There are rules for traveling with items that are considered dangerous. Make sure you know what items are allowed, what items aren’t and what items have been recalled before your next trip. Get started by selecting one of the categories above.
We allow avalanche packs that have a lithium battery under 100WH as checked or carry-on bags. If you’re checking an avalanche pack, you must remove the battery. An agent will inspect and approve your pack before we allow it on board.
Avalanche packs that contain 1.4s and CO2 aren’t allowed as checked or carry-on bags.
You can pack the following batteries in checked and carry-on bags. Make sure you pack them in a way that will prevent short circuiting.
Nickel metal hydride
Recalled, damaged or defective batteries aren’t allowed on the plane.
Before your flight, check the specifications of any batteries you plan to travel with.
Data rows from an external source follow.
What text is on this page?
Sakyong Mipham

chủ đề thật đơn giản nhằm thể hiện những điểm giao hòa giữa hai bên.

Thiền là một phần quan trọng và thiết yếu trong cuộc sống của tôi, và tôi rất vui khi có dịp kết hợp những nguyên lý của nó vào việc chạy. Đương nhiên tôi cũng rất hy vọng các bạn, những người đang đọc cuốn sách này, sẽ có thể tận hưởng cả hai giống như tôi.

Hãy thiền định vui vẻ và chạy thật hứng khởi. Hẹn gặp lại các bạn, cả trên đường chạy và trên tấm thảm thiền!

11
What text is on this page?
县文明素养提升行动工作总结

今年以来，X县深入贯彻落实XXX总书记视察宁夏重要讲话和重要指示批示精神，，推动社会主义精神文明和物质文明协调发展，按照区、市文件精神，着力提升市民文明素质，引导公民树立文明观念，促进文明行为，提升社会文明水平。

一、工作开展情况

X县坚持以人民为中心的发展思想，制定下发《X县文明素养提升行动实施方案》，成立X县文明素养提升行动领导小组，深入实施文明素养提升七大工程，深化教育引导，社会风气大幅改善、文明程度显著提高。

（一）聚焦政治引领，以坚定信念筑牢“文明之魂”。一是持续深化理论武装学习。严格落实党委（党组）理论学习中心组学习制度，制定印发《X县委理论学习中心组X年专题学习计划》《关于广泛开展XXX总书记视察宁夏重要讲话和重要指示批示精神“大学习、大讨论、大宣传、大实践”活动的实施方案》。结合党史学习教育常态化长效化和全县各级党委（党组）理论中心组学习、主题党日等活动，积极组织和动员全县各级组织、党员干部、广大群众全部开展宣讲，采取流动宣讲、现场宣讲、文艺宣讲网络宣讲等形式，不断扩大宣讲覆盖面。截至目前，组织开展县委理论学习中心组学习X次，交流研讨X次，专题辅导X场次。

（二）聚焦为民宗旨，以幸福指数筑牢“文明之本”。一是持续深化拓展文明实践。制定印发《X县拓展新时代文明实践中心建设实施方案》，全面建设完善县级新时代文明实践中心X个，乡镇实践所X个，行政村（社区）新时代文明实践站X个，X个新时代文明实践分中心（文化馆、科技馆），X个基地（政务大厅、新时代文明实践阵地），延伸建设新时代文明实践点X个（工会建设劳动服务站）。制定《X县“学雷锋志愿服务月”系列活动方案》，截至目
If the energy capacity of your battery is not shown in watt-hours (Wh), multiply the battery’s voltage (V) by its capacity in ampere-hours (Ah).
(V) x (Ah) = (Wh)
If the capacity is shown in milliampere-hours (mAh), divide this number by 1,000 to get ampere-hours (Ah). Once you have ampere-hours, use the first calculation to get watt-hours.
(mAh) ÷ 1,000 = (Ah)
We allow personal devices that have lithium batteries in checked and carry-on bags. They must be less than 100-watt hours.
We allow up to two lithium batteries with a max of 160 watt-hours.
You must separate loose lithium batteries. Place each battery in its own cover. You can use the original retail packaging, plastic bags, or protective pouches. You can also insulate the batteries by taping over exposed terminals.
Spare batteries can’t touch metal objects like coins, keys, or jewelry. Try not to crush, puncture, or put pressure on the battery.
We do not allow:
E-cigarettes or personal vaporizers
Power banks (including those installed in “smart bags”)
Loose lithium batteries
If you decide to check your carry-on bag at the gate, you must remove any lithium batteries and power banks.
We allow liquid nitrogen in checked and carry-on bags if the bags are vented. You can’t pack it with another dangerous item, like an infectious substance. Liquid nitrogen is only accepted in dry shippers.
Gas-powered tools and equipment
We only allow gasoline-powered tools and equipment if:
They’re brand new
You remove the fuel source
You purge the fuel and provide a letter from the company that purged the fuel
Some household items are flammable or corrosive. We don’t allow the following items in checked or carry-on bags:
Aerosol items, like spray paint, household cleaners and pesticides
Matches (the strike-anywhere kind)
Paint (only certain kinds)
We allow medicinal or toiletry aerosol cans if:
They don’t go over 16 ounces per container in checked bags
They don’t go over 3 ounces per container in carry-on bags
Vehicles, hoverboards and rideable suitcases
We don’t accept any devices that are designed to be used like a vehicle. Here is a list of examples:
Smart balance wheels and boards, like hoverboards, airboards and skateboards
Self-balancing wheeled devices like Segways
Battery-assisted bikes like e-bikes
Motorbikes or motorcycles
Electric powered scooters
Rideable or motorized suitcases
We accept one inflatable life jacket as a checked or carry-on bag. It must be carbon dioxide-powered, and you must put the CO2 cartridges in a checked bag.
We’ll also accept:
Two small nonflammable gas cylinders fitted into the life jacket
Two small spare cartridges
If the life jacket has flares or flare guns attached to it, you must remove them.